Trump specifically called out the Supreme Court for temporarily pausing deportations under the Alien Enemies Act, including those involving members of Venezuelan prison gangs. “They are being stymied at every turn,” he said of his immigration team. “Even the U.S. Supreme Court, which I have such great respect for, but which seemingly doesn’t want me to send violent criminals and terrorists back to Venezuela, or any other Country, for that matter.”

The president argued that the courts have been manipulated by the Left. “The Courts are intimidated by the Radical Left who are ‘playing the Ref,’” he wrote.

One justice, however, earned Trump’s praise: “Great Supreme Court Justice Samuel Alito correctly wants to dissolve the pause on deportations. He is right on this!”

Justice Alito recently issued a scathing dissent over the court’s 5-4 decision to halt Trump’s deportation flights.
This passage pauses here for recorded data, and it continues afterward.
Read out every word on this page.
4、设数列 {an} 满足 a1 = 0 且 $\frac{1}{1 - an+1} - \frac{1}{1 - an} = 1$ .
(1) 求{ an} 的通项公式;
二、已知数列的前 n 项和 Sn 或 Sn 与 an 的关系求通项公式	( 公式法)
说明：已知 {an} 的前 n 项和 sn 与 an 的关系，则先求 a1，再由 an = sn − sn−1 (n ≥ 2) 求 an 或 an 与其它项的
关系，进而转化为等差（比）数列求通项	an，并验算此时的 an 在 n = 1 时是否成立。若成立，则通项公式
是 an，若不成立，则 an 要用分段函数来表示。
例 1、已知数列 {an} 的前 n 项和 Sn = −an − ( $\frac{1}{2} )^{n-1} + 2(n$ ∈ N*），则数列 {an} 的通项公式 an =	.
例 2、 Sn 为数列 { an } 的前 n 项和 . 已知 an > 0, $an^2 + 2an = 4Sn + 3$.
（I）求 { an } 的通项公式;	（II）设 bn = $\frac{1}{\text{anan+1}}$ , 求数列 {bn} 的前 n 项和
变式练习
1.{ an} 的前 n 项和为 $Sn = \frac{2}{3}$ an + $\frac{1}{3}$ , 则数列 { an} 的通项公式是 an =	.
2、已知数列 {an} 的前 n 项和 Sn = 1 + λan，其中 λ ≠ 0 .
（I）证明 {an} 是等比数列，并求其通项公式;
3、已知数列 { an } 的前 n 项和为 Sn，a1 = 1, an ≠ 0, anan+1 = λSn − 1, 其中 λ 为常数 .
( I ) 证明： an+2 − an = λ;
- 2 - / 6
Trump echoed Alito’s frustration, warning that if the administration is forced to provide individual trials for every deportee, enforcement becomes physically impossible.

“We cannot give everyone a trial, because to do so would take, without exaggeration, 200 years,” Trump stated. “We would need hundreds of thousands of trials for the hundreds of thousands of Illegals we are sending out of the Country. Such a thing is not possible to do. What a ridiculous situation we are in. MAKE AMERICA GREAT AGAIN!”

In a follow-up post, Trump ripped into the courts and Democrats for defending Kilmar Abrego Garcia, the MS-13 member who was deported to El Salvador earlier this year and is now at the center of a media firestorm.

“This is the man, Kilmar Abrego Garcia, that the Courts are trying to save from being deported?” Trump asked. “He was supposed to be, according to the Judge and the Democrats, a wonderful father from Maryland, but then they noticed he had ‘MS-13’ tattooed onto his knuckles (and lots of really bad stories about his past!).”

Garcia’s case has become a political lightning rod. While Democrats like Sen. Chris Van Hollen (D-MD) have flown to El Salvador to advocate for his return, Trump and his supporters argue he’s exactly the kind of violent criminal the administration is right to deport.

MS-13, Trump reminded followers, is “perhaps, the worst” of all criminal gangs operating in the United States.

“This is the gang that is, perhaps, the worst of them all. What is wrong with our Country?” he wrote.

The president’s frustration reflects a broader concern within the administration: nearly every major immigration move since January 20 has been challenged in court. Judges, many appointed by Democrats, have issued a steady stream of injunctions that tie up the administration in legal delays—while dangerous criminals remain on U.S. soil.

Trump’s message is clear: the courts aren’t just obstructing policy—they’re endangering the country. And if the judicial branch continues to stall enforcement, the president warns, America may soon lose the ability to defend itself from the very criminals it’s trying to expel.